第163話
「いや。さくらはスゴいぞ。ヒナリなんか何にもできないからな〜」
「ちょっと・・・」
「料理も『ものを作る』のも出来ないだろ」
「それはヨルクも一緒でしょ!」
「オレは『食う』専門で『使う』専門に『壊す』専門」
ハッハッハッと腰に手をあてて笑うヨルクを、さくらは不思議そうに見る。
「アッチは男の人でも料理してたよ。『職人さん』って男の人が多かったし」
だよね。ハンドくん。
目線の先にはタオルケットを掛けたさくらの足をマッサージしたり、足首やヒザを動かしたりとリハビリをしているハンドくんたちがいた。

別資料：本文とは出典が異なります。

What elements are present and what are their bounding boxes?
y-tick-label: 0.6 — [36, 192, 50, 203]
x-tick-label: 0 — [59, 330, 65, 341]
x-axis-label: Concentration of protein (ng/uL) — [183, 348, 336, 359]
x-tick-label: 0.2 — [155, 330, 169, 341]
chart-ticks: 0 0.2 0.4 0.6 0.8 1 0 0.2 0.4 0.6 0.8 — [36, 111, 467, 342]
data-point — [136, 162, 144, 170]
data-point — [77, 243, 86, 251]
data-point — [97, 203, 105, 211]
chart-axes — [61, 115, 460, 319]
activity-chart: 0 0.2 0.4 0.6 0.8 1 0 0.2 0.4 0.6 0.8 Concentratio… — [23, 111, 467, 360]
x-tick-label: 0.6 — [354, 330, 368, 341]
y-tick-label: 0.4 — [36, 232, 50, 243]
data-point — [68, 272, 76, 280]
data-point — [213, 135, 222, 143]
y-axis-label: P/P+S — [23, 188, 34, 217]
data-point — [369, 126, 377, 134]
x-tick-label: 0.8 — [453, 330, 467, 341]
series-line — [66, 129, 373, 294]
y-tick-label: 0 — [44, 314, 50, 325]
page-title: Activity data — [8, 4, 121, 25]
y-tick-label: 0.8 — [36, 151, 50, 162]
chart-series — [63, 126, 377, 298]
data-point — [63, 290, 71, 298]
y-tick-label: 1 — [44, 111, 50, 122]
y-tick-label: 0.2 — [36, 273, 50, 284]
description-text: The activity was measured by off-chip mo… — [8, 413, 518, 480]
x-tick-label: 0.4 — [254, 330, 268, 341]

『ヨルクは何もしない。しようとしない。する気のないことを『自己正当化』しているだけ』
『悪い見本です』
『さくらは決してマネをしないように』
「はーい」
「ちょっと待て!さくら!そこで素直に返事するな!」
「だったらさくらの『良い手本』になれ」
さくらは『にっこり』笑顔で、ピーンと手を挙げて返事をする。
さくらの素直な返事に慌てるヨルク。
そんなヨルクに隣に座るセルヴァンがゲンコツを落とす。
「良いかね?さくら」
ドリトスがきょとんとした表情でセルヴァンとヨルクのやり取りを見ていたさくらの頭を撫でる。
「相手がヨルク以外の誰であっても『悪いマネ』をしてはならぬぞ」
「ヒナリでも?」
「ああ。そうじゃよ」
「セルヴァンやドリトスでも?」
「もちろん。そうじゃよ」
・・・困ったな。
この世界の『良い』『悪い』のラインが分かんないんだけど。
元の世界と基準は同じで良いのかなー?
『大丈夫です』
『さくらは何も気にしなくてもいいですよ』
『マネをしてはいけない時は、その都度教えますから』
ハンドくんの言葉に「うん。分かった〜」と笑顔になるさくら。
その頃、偶然を装って見守っていた神々は、『一番さくらがマネをしたらダメな事をしてるのは『ハンドくん』じゃないか』と誰もが心でツッコミを入れたが、口にすることは控えた。
ハンドくんが何処で聞いているか分からないし、運悪くハンドくんの耳に入れば『愛し子』から引き離される!
少なくとも、明後日の『粉ものパーティー』には間違いなく参加させてもらえないだろう。